Ask yourself, “What is working? How can I build on it?

Maybe one of the pages on your site is whoring the majority of the traffic. In which case, can you isolate the variables that are fuelling its popularity? Is it being shared socially? Why is it being shared socially? How can you create more content that ticks the same boxes?

This flexible mindset of learning on the road is vital if you’re going to connect your launch foundations with the end vision of a prosperous money machine.

A fixed mindset rarely ever works in business, and certainly not where SEO is concerned.
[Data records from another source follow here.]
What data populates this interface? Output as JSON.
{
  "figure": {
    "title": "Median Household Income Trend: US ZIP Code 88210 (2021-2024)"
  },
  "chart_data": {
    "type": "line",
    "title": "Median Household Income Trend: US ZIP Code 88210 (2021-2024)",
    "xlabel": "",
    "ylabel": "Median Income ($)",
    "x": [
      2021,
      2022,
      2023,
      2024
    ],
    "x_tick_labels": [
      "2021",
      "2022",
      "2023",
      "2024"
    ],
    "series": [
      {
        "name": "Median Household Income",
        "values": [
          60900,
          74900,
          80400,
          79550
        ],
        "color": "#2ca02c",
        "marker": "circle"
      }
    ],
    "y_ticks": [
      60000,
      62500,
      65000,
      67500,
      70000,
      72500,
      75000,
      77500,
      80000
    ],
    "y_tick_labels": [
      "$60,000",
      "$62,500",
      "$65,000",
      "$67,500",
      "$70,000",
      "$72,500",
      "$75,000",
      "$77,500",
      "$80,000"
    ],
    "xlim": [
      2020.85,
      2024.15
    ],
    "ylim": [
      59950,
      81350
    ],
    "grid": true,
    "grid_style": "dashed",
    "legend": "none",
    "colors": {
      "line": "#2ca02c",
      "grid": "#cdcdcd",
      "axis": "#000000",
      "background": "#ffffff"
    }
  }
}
We are much more successful when we pinpoint the areas that are bringing us the most success, and adapt our work going forward.

This is a fault that has troubled me no end in the past. I have a habit of being too concrete with my processes, and not allowing user feedback or valuable data to manifest itself and shape a more productive strategy going forward. I’m a pretty stubborn bastard, and it’s probably cost me a lot of money.

Switch certainly struck a chord with my stubborn side. I’ve started to re-evaluate my career objectives and match them up to the bright spots of my current business model. It’s resulted in me culling two entire dedicated servers and dropping about 20 domains, but I’m pretty sure I’ve made the right decision going forward.

If you feel like your wheels are spinning in the tracks, and you can’t seem to inch closer to your defining vision, the easiest and most damaging attitude is to focus at what you’re doing wrong. It’s much more productive to find the bright spots and use them as a guiding light. Hinge your business around what’s already working. Focus on your strengths.

I really enjoyed the first half of Switch. It packs in a lot of useful actionable advice that I haven’t read in any other change bible (and I’ve read my fair share). The book loses its focus around the halfway point and descends in to more of a tribute towards the authors’ favourite social psychologists, which might go unnoticed and appreciated by some, but for others will feel like a Robert Cialdini overdose. Still, a recommended read.